第9-3話 ハグの理由

 聖菜の柔らかい感触が燐里を包み込む。小玉メロンサイズの大きな胸は、巨大なマシュマロよりも柔らかくて人肌のぬくもりが燐里の顔をうずめる。


「聖菜?」

「良かった、燐里ちゃんはいる」

「…」


 聖菜の言葉で燐里は恋愛絡みのハグではないと気づけた。


「どうしたの?何かあったの?」


 ハグを解除して見上げると、聖菜は不安な表情をしている。


「あのね、静馬君から来たラインの返事を打っていたら、突然、お店で流れているBGMとか周りの音とか聞こえなくなってね。見上げたら、誰もいなくなっていたの」

「誰もいない?」


 燐里は頭の中で魔法知識の思考を始める。


『誰もいなくなるなんて魔法の仕業でしかない。

 おそらく『檻』ね。その名の通り檻を作り出して、誰かを閉じ込める魔法。

 高レベルになると檻ではなく対象者のいる部屋をコピーして部屋ごと閉じ込める。聖菜と私はその魔法にかけられた…油断してた。

 でも…』


 燐里はちらりと聖菜を見た。


『魔王族の欠片を持つ静馬や、ガデバウム様の部下である私なら狙われる理由はあるけれども、どうして聖菜も魔法異変に巻き込まれる?』


 疑問になったが、ドラゴン令嬢を思い出し、簡単に答えを出せた。


『人間世界の常識を知らないか、お金と権力でねじ伏せられる輩ならば、人間を守りながら不利なバトルを強いてくるかもしれない』


「燐里ちゃん、どうしよう」


 聖菜の声に、燐里はスマホを取り出した。


『人間に姿を変えている間、魔法は使えないから、聖菜の前で魔族の姿に戻らなければならない。

 人間を巻き込んでも構わないという危険な相手である以上、聖菜を全力で守らないと』


 燐里は心の整理をつけると、聖菜をまっすぐに見上げる。


「ごめん、聖菜。私のせいで巻き込んじゃった」

「燐里ちゃん?」

「あのね、聖菜には黙っていたんだけれども、実は魔法を使えて、人間じゃあないの」


 聖菜が戸惑っている間、燐里はスマホを操作し『変身』の魔法を解いた。

 金色の髪とコウモリ型の羽根。

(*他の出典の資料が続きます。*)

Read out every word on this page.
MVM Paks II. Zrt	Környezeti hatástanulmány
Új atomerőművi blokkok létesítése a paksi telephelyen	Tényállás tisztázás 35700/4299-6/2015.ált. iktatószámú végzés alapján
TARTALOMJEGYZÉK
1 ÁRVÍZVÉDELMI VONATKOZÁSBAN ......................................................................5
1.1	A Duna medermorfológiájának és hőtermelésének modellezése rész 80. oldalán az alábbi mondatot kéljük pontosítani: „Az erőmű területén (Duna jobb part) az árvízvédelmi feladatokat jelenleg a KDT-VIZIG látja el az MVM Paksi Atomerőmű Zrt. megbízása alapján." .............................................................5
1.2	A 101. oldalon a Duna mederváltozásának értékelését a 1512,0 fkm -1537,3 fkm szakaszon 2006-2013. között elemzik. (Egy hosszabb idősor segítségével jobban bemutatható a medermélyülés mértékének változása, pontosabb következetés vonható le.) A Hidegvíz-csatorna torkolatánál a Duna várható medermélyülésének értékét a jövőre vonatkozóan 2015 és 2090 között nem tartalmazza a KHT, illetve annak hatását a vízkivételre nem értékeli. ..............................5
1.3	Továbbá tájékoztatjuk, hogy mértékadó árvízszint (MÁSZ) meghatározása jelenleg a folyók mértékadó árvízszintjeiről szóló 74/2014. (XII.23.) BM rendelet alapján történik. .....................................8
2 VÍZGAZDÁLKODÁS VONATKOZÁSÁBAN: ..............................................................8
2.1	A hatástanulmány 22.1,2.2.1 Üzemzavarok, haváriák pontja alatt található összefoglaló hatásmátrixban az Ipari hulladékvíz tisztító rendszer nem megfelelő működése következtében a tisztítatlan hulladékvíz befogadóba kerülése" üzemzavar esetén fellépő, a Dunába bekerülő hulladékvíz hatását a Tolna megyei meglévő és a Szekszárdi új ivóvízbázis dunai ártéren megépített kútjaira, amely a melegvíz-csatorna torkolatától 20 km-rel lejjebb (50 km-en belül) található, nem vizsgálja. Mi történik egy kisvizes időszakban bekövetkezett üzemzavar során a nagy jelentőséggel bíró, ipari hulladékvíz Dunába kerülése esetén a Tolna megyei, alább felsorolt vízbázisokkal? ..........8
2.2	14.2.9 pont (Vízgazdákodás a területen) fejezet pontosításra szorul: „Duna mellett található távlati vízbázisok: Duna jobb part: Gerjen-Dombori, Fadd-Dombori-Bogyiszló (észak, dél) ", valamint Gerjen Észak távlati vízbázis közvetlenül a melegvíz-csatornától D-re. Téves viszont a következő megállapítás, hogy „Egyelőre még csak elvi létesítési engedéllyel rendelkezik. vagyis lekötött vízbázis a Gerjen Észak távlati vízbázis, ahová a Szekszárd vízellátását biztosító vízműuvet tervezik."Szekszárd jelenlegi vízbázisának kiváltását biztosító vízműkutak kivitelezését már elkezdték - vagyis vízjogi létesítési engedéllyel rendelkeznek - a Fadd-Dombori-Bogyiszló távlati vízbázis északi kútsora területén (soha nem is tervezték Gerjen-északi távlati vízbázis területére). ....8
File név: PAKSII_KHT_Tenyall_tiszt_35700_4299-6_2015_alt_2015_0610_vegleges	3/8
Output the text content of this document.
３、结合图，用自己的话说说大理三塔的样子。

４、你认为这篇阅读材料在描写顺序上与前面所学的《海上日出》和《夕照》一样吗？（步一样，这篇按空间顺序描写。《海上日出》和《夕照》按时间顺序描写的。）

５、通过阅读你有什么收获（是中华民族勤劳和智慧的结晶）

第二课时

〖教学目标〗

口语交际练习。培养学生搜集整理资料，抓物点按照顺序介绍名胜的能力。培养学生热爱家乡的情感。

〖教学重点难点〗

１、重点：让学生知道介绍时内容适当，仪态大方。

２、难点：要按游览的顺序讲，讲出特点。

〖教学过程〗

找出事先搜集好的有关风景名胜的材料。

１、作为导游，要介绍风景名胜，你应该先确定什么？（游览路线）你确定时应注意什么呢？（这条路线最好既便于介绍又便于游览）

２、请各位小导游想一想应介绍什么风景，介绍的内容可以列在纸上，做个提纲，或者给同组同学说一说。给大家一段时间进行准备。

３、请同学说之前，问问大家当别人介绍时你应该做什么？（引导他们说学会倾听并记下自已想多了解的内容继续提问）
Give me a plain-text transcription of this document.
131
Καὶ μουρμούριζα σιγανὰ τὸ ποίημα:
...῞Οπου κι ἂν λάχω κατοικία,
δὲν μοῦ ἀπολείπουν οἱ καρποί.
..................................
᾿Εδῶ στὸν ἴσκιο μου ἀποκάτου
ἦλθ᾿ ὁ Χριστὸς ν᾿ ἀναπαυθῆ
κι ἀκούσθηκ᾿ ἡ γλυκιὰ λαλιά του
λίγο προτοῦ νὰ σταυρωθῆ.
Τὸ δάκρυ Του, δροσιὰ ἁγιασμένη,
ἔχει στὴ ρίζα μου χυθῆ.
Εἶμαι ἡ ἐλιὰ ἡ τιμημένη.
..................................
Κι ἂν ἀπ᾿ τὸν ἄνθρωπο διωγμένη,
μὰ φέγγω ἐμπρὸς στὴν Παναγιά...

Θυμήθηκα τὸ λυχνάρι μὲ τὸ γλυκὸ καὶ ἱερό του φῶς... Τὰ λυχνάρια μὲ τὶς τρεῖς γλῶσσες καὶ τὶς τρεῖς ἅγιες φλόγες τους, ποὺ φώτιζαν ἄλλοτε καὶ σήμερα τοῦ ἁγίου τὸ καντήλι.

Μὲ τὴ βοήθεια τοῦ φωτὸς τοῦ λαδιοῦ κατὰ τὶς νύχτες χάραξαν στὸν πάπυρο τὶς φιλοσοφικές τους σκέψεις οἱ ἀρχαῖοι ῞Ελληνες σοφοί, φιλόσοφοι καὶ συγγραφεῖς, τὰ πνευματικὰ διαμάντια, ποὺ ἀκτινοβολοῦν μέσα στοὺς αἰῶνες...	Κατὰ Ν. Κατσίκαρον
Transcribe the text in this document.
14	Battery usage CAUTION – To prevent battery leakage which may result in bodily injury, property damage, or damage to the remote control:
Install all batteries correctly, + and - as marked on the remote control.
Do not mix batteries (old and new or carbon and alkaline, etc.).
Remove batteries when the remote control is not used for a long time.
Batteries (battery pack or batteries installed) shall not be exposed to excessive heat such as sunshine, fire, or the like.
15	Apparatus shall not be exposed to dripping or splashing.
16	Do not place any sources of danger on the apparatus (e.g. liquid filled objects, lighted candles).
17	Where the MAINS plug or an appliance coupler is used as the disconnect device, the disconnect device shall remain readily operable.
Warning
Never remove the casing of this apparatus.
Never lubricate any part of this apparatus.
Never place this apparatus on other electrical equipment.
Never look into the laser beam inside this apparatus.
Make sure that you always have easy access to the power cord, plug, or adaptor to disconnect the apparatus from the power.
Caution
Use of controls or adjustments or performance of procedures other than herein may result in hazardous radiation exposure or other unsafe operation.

先端が矢印の形をした魔法少女へと


「……」

『守らないとならないんだけれども…大丈夫かな?』


 魔法少女りんり の姿は、百合娘 聖菜のドストライクで、暴走して唇を奪われかけたことがある。これから待ち構えている敵よりも恐いものがあった。


「燐里ちゃん、あなただったのね、マイハニーは」


 予想内の言葉だったが、聖菜が抱きつこうとする動きはなかった。

 異変と危険を読み取ってくれたからだろうか。


「聖菜は、私が守るから心配しないで」


 そう宣言した りんり は、まずトイレ内の様子を伺うことにしたのだが…その時、顔とというより鼻に手を当てる聖菜が見えた。




「…。

 うーん、脱出できそうな所はないなぁ」


 聖菜は見なかったことにして、真新しいが広くはないトイレを視覚と魔力反応に集中してみたが、ただのトイレしか感じ取れない。


「連絡とろうにもスマホは圏外(魔法アプリは圏外で使える)になってるし。聖菜のスマホは、どう?」

「あ、私のも圏外になってる」


 トイレのドアノブは動くので、開けて隣に行くしかないようだ。

 ドアを開ける前に りんり は自分のスマホを聖菜に渡す。


「聖菜は、スマホを持ってて。この先何があるのか

もし、危なくなったらボタンをタップして『結界/レベル3(発動者を魔法等から守る) 』魔法を発動させて」


 りんり はゆっくりとドアを開けた。